Although I was enjoying my time alone, I found myself a little restless and filling the time with movies, sitting outside reading or playing games on my computer. Nothing too deep or thought provoking. I had wanted to write. Write some articles I had been meaning to start or get off paper and into the computer. Jot down some verses for greeting cards I wanted to submit this week but none of those things seemed it get done. I felt like inside I was babysitting myself. Like was doing everything I could to avoid what I intended to do while I was there, find myself. Think about what I really wanted for myself going forward. The only real thing I learned was that I don't like being alone. I don't like feeling lonely.
Now don't get me wrong, there is something wonderful about having time to yourself. Maybe a day off at the beach or a quiet afternoon at home with just the dog but being truly alone, isolated from friends and family for a period of time longer than 8 hours isn't something I enjoyed as much as I thought I would. I was lonely and I longed for my family, my routine. Eating alone was particularly hard for me. I was sad every time I got up to make myself a meal. Perhaps I was just feeling sorry for myself (I know, being alone in a mountain cabin is probably a dream come true for most of you!). I longed for the phone to ring and have it be my family saying they missed me. I guess I really longed to hear my husband missed me.
As I prepared to take a drive down to the Lake Gregory to walk around it and enjoying the scenery, I couldn't help but be excited to enjoy the rest of my time alone but also happy in the knowledge that I was going home that evening. When I arrived Sunday night it had been dark so I pulled up to the end of the driveway that stops right in front of the door. I was scared so I wanted to be close to the entrance of the cabin since it was so dark up there. Well, getting in was no problem but getting out was another story. As I started to back up and guide the Tahoe around the sharp right I had to make to get around the tree stump, I felt the tires slipping under me.

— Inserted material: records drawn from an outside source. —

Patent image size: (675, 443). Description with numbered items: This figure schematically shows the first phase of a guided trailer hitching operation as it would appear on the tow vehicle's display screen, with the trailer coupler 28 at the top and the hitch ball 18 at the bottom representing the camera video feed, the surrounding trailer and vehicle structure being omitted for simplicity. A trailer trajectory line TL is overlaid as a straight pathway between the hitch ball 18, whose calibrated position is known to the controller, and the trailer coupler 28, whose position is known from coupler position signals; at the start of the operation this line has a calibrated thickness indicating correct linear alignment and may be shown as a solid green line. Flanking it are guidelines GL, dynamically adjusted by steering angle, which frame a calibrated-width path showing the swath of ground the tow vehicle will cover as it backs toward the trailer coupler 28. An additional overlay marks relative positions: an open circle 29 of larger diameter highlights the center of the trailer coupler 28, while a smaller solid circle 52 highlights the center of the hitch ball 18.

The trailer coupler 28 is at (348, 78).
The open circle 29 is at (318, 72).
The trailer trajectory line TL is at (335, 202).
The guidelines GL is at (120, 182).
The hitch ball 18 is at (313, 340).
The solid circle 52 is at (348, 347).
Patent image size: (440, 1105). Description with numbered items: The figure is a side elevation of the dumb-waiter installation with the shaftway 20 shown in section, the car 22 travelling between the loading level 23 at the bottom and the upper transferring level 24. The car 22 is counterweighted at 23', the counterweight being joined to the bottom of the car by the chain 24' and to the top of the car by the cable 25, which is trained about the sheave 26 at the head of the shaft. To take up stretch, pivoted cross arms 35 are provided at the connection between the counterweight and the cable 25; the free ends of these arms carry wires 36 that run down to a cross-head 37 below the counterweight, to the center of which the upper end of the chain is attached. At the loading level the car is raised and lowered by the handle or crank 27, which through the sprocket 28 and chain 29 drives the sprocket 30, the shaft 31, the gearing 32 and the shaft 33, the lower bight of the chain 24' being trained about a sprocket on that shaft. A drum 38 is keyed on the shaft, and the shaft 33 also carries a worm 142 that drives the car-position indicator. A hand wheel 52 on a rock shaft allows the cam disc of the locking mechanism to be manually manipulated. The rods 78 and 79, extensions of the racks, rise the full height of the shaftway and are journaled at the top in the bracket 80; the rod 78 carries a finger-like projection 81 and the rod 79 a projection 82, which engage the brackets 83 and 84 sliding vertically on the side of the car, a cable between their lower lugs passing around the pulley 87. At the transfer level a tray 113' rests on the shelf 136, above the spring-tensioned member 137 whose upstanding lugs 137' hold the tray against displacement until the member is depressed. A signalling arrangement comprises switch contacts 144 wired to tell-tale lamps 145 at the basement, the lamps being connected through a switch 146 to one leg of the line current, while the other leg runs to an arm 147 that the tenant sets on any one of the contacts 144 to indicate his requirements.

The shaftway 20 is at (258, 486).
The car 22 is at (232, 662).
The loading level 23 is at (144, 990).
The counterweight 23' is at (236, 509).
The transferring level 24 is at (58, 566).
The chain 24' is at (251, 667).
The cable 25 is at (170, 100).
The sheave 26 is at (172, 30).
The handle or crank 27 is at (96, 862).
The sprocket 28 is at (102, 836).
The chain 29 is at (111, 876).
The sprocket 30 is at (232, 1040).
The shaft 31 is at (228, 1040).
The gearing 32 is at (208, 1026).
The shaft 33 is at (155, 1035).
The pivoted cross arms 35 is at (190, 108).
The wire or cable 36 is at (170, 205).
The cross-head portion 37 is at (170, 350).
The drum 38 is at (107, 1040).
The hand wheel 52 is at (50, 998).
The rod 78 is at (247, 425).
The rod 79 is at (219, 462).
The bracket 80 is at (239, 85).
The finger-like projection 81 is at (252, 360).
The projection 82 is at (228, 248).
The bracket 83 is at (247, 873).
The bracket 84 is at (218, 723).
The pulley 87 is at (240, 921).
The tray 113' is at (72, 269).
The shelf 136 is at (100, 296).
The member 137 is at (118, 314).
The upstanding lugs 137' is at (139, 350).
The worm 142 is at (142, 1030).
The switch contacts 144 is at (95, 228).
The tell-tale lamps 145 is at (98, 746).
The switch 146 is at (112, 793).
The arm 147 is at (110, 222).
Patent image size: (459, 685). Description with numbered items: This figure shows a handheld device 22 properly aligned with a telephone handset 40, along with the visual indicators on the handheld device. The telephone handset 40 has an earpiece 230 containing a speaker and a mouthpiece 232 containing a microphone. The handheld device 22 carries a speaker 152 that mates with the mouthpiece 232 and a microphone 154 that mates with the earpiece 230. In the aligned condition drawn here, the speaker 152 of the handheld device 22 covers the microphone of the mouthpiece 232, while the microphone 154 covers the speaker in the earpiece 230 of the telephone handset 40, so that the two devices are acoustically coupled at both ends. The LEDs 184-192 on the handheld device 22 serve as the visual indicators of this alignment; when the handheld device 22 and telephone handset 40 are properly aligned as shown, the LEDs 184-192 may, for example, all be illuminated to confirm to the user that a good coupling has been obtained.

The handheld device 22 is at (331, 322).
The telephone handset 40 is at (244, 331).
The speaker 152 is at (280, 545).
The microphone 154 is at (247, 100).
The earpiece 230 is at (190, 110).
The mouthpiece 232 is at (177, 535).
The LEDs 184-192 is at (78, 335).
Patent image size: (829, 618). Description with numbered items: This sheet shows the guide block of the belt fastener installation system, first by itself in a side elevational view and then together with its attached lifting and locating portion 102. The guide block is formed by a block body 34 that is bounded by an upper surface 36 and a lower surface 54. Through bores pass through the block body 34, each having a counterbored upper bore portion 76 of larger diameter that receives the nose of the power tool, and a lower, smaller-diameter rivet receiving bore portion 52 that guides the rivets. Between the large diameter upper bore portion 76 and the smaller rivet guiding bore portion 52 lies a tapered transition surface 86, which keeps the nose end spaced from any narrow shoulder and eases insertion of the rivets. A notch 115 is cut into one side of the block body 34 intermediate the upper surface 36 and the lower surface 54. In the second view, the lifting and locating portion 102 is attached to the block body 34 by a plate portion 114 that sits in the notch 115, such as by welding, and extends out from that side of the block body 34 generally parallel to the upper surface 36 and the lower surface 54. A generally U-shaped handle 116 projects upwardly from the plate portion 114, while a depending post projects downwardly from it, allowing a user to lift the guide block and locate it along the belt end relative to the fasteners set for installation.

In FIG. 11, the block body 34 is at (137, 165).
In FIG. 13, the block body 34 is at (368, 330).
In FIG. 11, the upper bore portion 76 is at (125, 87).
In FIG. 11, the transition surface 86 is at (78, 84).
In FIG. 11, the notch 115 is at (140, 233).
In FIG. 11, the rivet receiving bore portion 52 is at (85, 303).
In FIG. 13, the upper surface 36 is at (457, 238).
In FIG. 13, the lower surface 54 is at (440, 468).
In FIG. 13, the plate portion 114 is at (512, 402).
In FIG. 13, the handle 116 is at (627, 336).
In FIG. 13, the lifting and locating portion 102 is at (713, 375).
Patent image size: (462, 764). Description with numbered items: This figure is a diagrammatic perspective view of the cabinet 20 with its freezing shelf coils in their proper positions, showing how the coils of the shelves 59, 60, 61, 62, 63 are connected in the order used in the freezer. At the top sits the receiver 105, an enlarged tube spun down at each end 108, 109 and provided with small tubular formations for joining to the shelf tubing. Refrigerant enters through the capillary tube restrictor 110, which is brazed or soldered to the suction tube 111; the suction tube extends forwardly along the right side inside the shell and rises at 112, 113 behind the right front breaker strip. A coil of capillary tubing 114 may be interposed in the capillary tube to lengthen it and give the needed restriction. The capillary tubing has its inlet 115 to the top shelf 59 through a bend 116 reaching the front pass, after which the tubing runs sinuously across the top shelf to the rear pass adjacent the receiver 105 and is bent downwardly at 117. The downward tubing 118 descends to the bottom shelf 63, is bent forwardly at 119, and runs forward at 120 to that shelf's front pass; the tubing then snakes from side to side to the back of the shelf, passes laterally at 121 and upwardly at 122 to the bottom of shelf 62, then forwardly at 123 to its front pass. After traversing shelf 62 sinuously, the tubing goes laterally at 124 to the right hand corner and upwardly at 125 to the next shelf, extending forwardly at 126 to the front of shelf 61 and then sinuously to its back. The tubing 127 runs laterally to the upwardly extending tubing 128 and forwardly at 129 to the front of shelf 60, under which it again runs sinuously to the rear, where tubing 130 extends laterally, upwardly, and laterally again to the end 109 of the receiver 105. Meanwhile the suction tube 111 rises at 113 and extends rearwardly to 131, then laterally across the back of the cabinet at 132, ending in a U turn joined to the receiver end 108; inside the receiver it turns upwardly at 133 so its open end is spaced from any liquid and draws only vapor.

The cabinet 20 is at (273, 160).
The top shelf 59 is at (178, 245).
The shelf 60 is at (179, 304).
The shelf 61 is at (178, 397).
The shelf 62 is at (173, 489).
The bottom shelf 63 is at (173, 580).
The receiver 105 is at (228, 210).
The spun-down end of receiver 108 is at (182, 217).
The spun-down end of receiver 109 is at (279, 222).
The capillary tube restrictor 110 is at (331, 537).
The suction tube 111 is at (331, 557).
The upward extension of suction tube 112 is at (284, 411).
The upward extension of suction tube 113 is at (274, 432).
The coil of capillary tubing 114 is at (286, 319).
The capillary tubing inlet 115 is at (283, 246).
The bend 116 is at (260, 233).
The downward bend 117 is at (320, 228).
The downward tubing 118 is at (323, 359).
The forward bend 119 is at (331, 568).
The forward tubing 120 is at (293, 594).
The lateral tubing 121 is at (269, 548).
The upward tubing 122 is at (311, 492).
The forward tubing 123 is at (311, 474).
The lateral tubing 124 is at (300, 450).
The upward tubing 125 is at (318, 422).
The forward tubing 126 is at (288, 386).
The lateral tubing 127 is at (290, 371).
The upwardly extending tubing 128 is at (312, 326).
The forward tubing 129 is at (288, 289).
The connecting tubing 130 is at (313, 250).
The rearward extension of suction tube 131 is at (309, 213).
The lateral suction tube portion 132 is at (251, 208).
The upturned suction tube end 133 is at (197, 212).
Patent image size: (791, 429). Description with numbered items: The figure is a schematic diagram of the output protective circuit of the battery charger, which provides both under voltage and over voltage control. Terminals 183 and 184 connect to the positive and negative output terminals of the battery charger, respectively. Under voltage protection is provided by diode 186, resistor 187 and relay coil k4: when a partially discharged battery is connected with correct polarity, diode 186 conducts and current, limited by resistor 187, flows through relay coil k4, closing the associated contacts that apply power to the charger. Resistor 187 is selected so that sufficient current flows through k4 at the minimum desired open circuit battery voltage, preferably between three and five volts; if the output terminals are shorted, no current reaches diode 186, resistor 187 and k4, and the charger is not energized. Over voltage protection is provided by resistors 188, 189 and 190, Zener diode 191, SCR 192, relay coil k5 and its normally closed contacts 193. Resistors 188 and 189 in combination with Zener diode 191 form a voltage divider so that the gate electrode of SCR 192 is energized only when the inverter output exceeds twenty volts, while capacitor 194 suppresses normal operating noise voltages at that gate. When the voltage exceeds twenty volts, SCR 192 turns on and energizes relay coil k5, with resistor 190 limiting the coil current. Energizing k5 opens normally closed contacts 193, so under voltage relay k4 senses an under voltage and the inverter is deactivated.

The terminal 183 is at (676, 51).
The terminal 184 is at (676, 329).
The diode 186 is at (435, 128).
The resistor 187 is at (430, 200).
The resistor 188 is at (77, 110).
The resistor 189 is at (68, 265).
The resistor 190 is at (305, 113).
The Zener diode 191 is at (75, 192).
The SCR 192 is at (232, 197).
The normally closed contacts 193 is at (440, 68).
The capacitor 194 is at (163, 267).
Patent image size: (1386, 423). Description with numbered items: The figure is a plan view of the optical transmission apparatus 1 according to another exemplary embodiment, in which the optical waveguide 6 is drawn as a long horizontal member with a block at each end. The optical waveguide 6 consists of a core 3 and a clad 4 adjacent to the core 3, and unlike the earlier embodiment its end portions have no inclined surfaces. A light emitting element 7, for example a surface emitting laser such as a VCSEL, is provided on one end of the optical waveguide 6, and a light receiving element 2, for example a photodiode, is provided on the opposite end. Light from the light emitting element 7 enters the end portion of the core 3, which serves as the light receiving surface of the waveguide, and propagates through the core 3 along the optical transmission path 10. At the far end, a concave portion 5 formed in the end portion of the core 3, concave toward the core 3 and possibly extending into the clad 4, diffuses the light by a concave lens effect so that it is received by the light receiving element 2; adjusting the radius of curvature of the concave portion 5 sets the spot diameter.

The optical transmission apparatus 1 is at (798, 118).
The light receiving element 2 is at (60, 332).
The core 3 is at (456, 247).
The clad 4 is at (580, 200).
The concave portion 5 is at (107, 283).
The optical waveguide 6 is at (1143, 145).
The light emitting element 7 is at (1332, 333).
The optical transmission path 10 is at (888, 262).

The right side of the truck started to lean into the hill. Crap, I was stuck in a hole with no traction and the truck tilting heavily to the right side. The hill next to the driveway is somewhat steep and leads straight down to the road below. SHIT!!! I got out of the truck and proceeded to freak. I called Triple A (thank God for AAA). They would send a tow truck out to pull me out of the dirt. Great! No walk for me but at least I'd be able to go home that evening as planned.
After getting lost the tow truck finally arrived. After accessing the situation, the driver attempted to back the flatbed truck up the steep, dirt driveway. No go. Not gonna happen. He says they have to send back a classic tow truck that has 4 wheel drive. Unfortunately that truck is towing something to Apple Valley and won't be back till later but they can get it done today, even if it's dark. Guess what? He was wrong. As dusk approached I phoned AAA again and they informed me they couldn't come back out until morning. NO!! By this time I was so ready to go home to my family. As beautiful, peaceful and restful as it was, I had my mind set on going home. But I was stuck and better accept I was there for another night. I called my husband crying as I was worried about him going to work the next day, the kids, etc. He assured me they were fine. Glad they were. The night brought on new sounds and the wind (which caused a lot of the noises). I was restless all night for various reasons, one being I kept imagining the truck blowing over in the wind and crashing down the side of the hill right onto the street causing an accident!! It didn't happen and the tow truck finally came and got me out in less than 5 minutes.
It wasn't life threatening but it scared the shit out of me and showed me that I truly don't want to be alone in this world. I know being up at the cabin had a lot to do with it. When I am at home, in my own house with my friends and family only a phone call or walk outside my door away, being alone finds itself not as threatening. It is something I can live with and imagine I will have to at some point or another in my life. The marriage may not work, the kids will move out and start a life of their own. The dog dies. That leaves me alone with just my thoughts which lately all seem to be about how I don't want to be alone and lonely.